Despite Brexit, Trump and other crises, 60 percent of EU citizens wish for closer cooperation in Europe. In Germany, this figure even amounts to 80 percent. This is a conclusion of a representative eight-country study conducted by the organisation “policy matters” on behalf of the Friedrich–Ebert-Stiftung.

“Citizens have moved far more ahead than we generally assume, and they have a clear idea of what we can and cannot achieve in Europe. What we need is a debate on Europe based on the concerns and needs of the people. This creates confidence, but it also constitutes a major challenge for politics,” said Kurt Beck, Chairman of the Friedrich-Ebert-Stiftung (FES).

According to the study, the decision by the United Kingdom to leave the EU appears to strengthen the cohesion between the remaining member states. Brexit causes concern but no panic. A relative majority of interviewees does not expect negative effects but rather a strengthening of the EU.

In comparison with a survey conducted in 2015, this study suggests that Brexit has made people appreciate the advantages of the EU more.  Now, two out of three Germans express this conviction, sharply up from only one in three just two years ago. The number of people who believe that EU membership holds advantages for their own country has also risen in all eight countries. In contrast to 2015, a majority of citizens has once again come to associate the EU with the notion of “opportunities” instead of “risks” as well as “growing prosperity” instead of “declining prosperity”.
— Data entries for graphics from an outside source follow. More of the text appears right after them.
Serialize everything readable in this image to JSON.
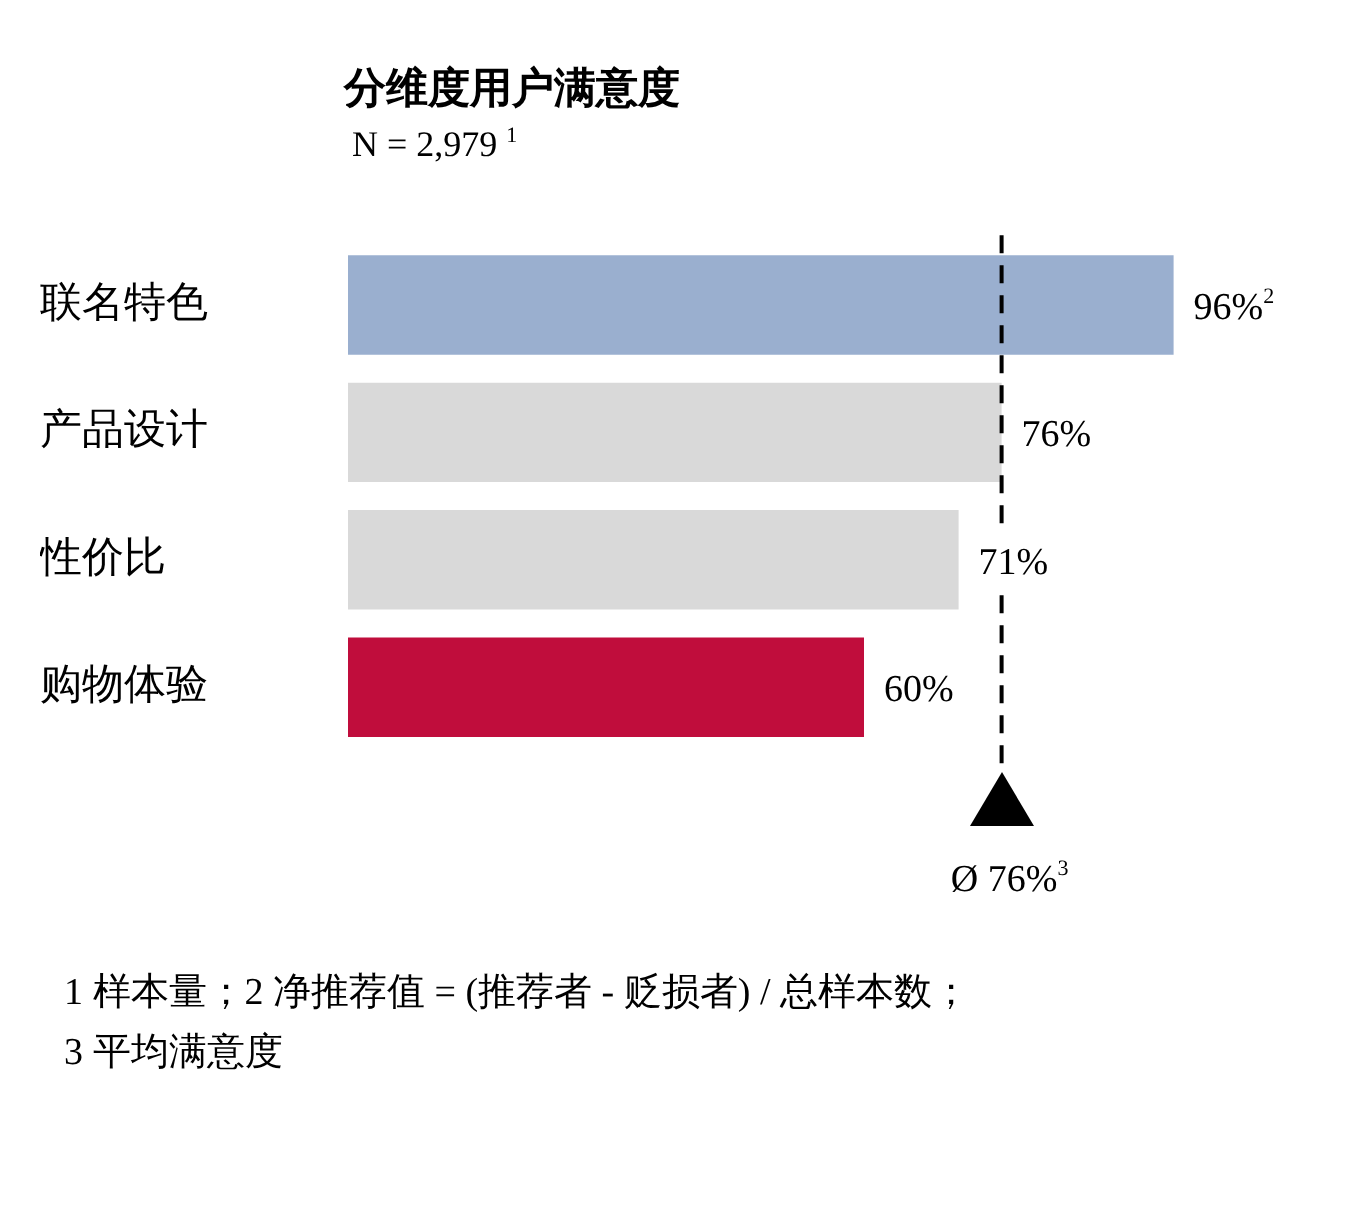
{
  "chart_data": {
    "type": "bar",
    "orientation": "horizontal",
    "title": "分维度用户满意度",
    "subtitle": "N = 2,979 $^{1}$",
    "categories": [
      "联名特色",
      "产品设计",
      "性价比",
      "购物体验"
    ],
    "values": [
      96,
      76,
      71,
      60
    ],
    "colors": [
      "#9aafcf",
      "#d9d9d9",
      "#d9d9d9",
      "#c00d3c"
    ],
    "value_labels": [
      "96%$^{2}$",
      "76%",
      "71%",
      "60%"
    ],
    "tick_labels": "y",
    "legend": false,
    "ref_lines": [
      {
        "axis": "x",
        "value": 76,
        "label": "Ø 76%$^{3}$",
        "line_style": "dashed",
        "color": "#000000"
      }
    ],
    "annotations": [
      "1 样本量；2 净推荐值 = (推荐者 - 贬损者) / 总样本数；",
      "3 平均满意度"
    ]
  }
}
In all eight countries, the survey shows an increased willingness to transfer additional competences and power from the national to the European level.  However, there are also limits: citizens largely agree that budget policy as well as labour market and pension policies should remain with the realm of the member states. Moreover, people approve of the idea of a double veto right against EU laws: both national parliaments and citizens by means of referenda should be able to overturn far-reaching EU decisions.

The study is based on a random selection of people eligible to vote in Germany, France, Italy, the Netherlands, Spain, Sweden and the Czech and Slovakian Republics, who were surveyed about their perceptions of the European Community and their expectations of the EU.